Cross-suite infrastructure

  • NKI 0.3.0 migration complete across all six libraries. Coordination tracked in trnsci/trnsci#5. Narrative: The dev loop just got a lot shorter.
  • nki-simulator CI gate on ubuntu-latest for every library. Fast iteration for Python-layer correctness; does not replace hardware for MLIR-verifier or numerical-behavior checks.
  • Hardware CI runs manually via per-repo scripts/run_neuron_tests.sh against a <repo>-ci-trn1 instance.

Looking ahead

  • trnrand's Phase 1 closes when either an NKI integer-multiply primitive or a bitwise-exact nl.copy path lands.
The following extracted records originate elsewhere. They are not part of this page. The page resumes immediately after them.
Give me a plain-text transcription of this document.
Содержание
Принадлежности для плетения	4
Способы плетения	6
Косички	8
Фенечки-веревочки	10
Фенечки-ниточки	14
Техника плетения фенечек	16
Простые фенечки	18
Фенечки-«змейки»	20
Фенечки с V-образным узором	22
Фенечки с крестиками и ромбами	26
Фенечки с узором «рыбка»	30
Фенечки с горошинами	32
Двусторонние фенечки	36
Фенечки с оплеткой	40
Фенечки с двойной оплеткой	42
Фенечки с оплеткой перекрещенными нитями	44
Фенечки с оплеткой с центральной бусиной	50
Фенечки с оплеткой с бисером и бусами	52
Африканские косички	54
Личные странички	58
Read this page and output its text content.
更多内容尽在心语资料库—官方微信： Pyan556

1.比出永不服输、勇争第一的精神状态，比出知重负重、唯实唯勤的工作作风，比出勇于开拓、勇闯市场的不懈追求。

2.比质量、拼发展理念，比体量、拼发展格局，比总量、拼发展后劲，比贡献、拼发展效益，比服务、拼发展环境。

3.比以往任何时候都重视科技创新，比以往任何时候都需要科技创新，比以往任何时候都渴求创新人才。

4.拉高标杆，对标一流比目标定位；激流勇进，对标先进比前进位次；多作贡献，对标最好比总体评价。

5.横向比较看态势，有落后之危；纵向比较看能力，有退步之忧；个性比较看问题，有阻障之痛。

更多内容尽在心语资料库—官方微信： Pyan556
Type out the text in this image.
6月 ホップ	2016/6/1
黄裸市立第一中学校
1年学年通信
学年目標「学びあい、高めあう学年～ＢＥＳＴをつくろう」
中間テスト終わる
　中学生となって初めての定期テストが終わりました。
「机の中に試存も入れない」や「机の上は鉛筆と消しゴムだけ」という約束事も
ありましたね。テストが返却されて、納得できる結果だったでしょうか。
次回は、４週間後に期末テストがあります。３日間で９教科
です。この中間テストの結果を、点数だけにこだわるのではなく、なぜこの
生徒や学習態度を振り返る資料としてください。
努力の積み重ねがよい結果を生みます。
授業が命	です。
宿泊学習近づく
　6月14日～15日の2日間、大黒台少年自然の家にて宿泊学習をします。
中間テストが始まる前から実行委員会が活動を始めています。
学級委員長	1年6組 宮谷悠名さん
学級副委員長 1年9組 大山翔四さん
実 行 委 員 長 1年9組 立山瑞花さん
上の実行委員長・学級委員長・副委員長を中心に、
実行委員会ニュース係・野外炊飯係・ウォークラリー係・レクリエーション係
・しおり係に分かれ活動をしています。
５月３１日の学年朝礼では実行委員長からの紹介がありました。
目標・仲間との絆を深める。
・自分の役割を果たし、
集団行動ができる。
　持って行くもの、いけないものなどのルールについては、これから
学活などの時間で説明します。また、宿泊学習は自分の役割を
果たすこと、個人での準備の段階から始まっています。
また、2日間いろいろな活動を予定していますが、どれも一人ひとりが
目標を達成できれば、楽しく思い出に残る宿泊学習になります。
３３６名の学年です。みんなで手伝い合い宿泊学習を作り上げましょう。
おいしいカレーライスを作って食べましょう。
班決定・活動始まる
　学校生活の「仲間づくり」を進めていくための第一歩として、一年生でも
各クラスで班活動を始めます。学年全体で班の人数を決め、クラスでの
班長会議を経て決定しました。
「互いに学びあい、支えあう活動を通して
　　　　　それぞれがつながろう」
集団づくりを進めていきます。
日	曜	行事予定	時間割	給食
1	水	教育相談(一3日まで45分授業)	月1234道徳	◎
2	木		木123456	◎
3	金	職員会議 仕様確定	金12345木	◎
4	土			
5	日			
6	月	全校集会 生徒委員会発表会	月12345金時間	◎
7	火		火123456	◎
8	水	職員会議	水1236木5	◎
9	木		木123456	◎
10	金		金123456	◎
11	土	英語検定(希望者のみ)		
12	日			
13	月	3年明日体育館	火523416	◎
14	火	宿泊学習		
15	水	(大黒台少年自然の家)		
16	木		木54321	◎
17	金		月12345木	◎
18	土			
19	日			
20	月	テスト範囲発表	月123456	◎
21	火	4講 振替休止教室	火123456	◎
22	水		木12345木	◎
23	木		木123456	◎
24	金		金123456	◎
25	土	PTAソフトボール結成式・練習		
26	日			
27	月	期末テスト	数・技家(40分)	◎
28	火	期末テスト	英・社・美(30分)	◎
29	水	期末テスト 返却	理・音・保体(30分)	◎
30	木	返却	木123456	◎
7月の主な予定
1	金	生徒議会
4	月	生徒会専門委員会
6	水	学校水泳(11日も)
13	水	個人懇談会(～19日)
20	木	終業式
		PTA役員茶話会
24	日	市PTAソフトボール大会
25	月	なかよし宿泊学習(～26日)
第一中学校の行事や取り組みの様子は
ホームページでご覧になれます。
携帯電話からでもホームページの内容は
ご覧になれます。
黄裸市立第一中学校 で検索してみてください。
Tracked in aws-neuron-sdk#1308.
  • trnsolver's hardware validation is the remaining simulator-to-hardware gap; Phase 3 introduces the Tensor Engine reformulation of the Jacobi rotation and dispatch-count reduction.
  • Phases 2–5 (precision, single-chip perf, multi-chip, generation-specific optimization) build on top of Phase 1 per the roadmap and are tracked per sub-project via the matching phase-N labels.

Design RFCs

Sub-projects with published design docs for upcoming phases:

Maintenance

This page is updated when a Phase 1 tracker closes (or opens, for any new sub-project added to the suite). Historic state lives in the git history — no versioning beyond that.